Casting call- your true character: The plot points your inner critic keeps editing out
Picture this: You're scrolling Netflix and suddenly see a movie about your life. You click to read the description, curious how they'd sum up your character in two sentences.
Would they lead with "She's a hot-mess"?
Or would they write something like: "A dedicated physician who manages to care for patients while keeping her own tiny humans alive and thriving. Whether Door Dash or a home cooked meal, everyone gets nourished in her presence"
Funny how we'd never reduce a complex character to a single flaw, yet we do it to ourselves all day long.

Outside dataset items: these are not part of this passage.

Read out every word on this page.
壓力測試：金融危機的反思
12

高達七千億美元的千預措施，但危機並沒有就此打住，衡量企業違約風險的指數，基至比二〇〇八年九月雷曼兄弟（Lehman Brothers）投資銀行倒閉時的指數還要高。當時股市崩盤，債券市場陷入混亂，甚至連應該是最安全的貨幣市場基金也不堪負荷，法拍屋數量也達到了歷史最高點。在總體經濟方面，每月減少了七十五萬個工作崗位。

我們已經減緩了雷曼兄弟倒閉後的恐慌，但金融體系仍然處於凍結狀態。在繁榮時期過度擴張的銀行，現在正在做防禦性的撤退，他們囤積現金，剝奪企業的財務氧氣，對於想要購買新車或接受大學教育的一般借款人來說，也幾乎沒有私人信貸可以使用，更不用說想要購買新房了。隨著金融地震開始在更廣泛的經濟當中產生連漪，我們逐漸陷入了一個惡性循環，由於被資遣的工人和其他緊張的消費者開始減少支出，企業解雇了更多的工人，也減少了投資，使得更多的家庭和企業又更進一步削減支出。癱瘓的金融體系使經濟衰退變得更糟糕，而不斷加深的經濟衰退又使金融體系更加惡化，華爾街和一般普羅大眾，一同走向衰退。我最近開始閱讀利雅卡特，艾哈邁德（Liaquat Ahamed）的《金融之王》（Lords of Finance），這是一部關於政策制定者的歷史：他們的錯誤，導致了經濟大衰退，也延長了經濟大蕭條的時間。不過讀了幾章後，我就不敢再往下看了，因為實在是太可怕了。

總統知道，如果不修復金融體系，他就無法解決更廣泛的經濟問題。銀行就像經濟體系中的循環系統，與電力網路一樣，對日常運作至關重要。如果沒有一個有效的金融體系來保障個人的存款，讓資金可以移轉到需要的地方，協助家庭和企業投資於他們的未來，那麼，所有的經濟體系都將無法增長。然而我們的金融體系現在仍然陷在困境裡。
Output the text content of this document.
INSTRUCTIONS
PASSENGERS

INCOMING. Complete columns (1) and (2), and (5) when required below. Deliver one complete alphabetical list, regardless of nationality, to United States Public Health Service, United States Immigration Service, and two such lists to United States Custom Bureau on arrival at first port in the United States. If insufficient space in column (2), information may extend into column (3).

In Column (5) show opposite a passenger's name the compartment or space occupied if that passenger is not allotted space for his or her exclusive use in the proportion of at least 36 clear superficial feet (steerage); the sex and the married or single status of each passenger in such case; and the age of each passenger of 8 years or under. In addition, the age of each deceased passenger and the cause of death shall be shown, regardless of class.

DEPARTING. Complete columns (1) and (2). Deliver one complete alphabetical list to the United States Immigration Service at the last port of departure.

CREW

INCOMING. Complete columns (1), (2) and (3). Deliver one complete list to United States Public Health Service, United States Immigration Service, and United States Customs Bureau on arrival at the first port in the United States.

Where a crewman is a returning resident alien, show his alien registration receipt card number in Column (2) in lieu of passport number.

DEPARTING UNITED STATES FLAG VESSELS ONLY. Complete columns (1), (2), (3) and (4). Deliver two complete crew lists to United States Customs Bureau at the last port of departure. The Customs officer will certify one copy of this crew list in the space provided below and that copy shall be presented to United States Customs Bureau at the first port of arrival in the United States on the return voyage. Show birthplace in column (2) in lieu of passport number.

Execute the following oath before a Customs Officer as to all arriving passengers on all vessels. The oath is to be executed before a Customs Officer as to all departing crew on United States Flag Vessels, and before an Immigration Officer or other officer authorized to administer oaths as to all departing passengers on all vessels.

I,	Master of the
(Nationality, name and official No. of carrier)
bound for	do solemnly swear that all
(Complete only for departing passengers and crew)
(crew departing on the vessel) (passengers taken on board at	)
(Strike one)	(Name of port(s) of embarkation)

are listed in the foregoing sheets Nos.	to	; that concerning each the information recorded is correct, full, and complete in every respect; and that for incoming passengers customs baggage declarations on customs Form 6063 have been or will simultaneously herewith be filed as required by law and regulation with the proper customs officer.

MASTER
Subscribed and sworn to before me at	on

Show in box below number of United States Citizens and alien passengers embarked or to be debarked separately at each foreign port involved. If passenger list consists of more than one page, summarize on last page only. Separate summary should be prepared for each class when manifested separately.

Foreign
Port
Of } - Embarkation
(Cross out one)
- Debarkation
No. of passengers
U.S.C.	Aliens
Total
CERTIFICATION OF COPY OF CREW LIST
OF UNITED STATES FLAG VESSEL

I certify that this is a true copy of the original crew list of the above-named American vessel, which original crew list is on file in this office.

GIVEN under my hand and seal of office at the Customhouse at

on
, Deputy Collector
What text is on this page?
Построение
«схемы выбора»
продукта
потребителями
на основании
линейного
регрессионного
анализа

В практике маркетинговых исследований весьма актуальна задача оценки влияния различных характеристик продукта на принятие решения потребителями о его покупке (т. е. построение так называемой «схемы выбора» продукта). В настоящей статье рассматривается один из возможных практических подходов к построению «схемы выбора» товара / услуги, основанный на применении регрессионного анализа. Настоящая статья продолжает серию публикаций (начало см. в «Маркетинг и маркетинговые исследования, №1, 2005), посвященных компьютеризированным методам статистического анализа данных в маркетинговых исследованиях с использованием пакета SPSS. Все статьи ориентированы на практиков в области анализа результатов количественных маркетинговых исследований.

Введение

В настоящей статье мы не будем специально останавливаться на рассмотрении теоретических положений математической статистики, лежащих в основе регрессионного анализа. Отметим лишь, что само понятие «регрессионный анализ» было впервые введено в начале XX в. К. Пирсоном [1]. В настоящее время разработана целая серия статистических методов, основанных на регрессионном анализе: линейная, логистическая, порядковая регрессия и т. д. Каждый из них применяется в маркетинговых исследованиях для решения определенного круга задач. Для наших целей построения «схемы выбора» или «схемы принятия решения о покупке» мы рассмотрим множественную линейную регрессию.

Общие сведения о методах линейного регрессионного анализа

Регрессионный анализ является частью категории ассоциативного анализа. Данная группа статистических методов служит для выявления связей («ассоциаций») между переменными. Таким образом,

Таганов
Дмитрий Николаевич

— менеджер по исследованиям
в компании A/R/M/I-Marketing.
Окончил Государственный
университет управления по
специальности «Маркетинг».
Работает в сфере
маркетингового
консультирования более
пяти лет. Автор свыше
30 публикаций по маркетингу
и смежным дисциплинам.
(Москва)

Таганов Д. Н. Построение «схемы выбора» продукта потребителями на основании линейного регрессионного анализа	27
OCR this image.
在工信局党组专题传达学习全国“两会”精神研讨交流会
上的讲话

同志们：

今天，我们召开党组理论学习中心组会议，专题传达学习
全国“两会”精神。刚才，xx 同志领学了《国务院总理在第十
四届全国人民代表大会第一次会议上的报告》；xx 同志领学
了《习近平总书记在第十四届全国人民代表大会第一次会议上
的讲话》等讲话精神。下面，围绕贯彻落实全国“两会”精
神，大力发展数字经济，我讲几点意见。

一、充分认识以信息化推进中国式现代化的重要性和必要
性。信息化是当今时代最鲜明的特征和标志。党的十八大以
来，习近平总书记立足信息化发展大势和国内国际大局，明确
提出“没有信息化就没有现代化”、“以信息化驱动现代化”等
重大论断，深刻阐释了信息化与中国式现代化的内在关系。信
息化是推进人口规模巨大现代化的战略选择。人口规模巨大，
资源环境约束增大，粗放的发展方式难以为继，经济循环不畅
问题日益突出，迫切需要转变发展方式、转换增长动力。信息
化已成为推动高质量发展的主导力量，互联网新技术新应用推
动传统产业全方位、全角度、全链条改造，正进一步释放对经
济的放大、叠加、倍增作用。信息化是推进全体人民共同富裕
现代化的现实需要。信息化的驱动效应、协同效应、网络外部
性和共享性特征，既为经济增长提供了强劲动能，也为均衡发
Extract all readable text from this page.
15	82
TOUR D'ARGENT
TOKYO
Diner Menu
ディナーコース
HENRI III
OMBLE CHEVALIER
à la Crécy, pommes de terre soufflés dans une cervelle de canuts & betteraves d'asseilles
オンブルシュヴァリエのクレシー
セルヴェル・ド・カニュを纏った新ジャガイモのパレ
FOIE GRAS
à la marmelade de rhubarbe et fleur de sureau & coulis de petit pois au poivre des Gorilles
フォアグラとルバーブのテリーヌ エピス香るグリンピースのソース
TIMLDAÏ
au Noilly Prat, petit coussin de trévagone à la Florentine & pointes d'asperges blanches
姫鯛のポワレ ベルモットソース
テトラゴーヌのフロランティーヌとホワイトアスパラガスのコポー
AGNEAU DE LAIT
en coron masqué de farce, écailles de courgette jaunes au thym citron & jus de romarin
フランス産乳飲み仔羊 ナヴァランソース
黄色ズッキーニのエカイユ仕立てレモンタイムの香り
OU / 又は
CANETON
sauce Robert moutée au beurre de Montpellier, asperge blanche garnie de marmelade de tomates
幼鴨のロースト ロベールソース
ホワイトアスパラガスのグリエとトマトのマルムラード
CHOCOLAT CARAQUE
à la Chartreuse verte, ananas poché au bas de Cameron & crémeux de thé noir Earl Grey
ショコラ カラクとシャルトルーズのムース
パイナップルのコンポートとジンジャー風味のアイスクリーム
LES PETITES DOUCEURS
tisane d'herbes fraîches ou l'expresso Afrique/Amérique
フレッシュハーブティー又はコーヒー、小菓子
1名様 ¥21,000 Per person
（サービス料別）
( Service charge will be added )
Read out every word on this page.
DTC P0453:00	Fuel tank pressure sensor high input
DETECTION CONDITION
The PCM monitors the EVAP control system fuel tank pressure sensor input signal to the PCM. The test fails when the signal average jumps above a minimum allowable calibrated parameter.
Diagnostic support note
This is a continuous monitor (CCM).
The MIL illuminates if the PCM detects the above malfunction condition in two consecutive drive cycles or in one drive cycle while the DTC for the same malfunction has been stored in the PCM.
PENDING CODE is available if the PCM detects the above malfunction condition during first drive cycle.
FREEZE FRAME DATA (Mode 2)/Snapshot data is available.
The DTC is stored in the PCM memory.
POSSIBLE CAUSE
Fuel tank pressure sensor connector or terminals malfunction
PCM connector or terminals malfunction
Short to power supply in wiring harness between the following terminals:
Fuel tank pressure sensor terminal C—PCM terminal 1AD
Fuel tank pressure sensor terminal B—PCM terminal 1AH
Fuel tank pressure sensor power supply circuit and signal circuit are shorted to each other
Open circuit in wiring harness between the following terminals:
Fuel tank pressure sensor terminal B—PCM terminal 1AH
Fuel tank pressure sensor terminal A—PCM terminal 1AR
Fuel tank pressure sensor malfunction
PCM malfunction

That pile of unfolded laundry becomes evidence that you're "always behind." Meanwhile, your brain conveniently ignores the fact that you performed three procedures, helped your kid with math homework, and managed to squeeze in a ten-minute workout.
The labels we give ourselves become like those predictive text suggestions - our brains start auto-filling our story before we even look at the evidence. "Of course I didn't finish that project, I'm [insert your go-to label here]."
Try this: Write your character description. Two sentences. As if you're the protagonist in your own movie (which, spoiler alert, you are).
We bet "lazy," "disorganized," or "not enough" won't make the final cut. Not because those moments don't exist, but because they're just tiny scenes in a much bigger success story.
When you catch yourself defaulting to those old labels, pause and ask: Would this make it into my character's description? Or am I letting a single scene define the whole movie?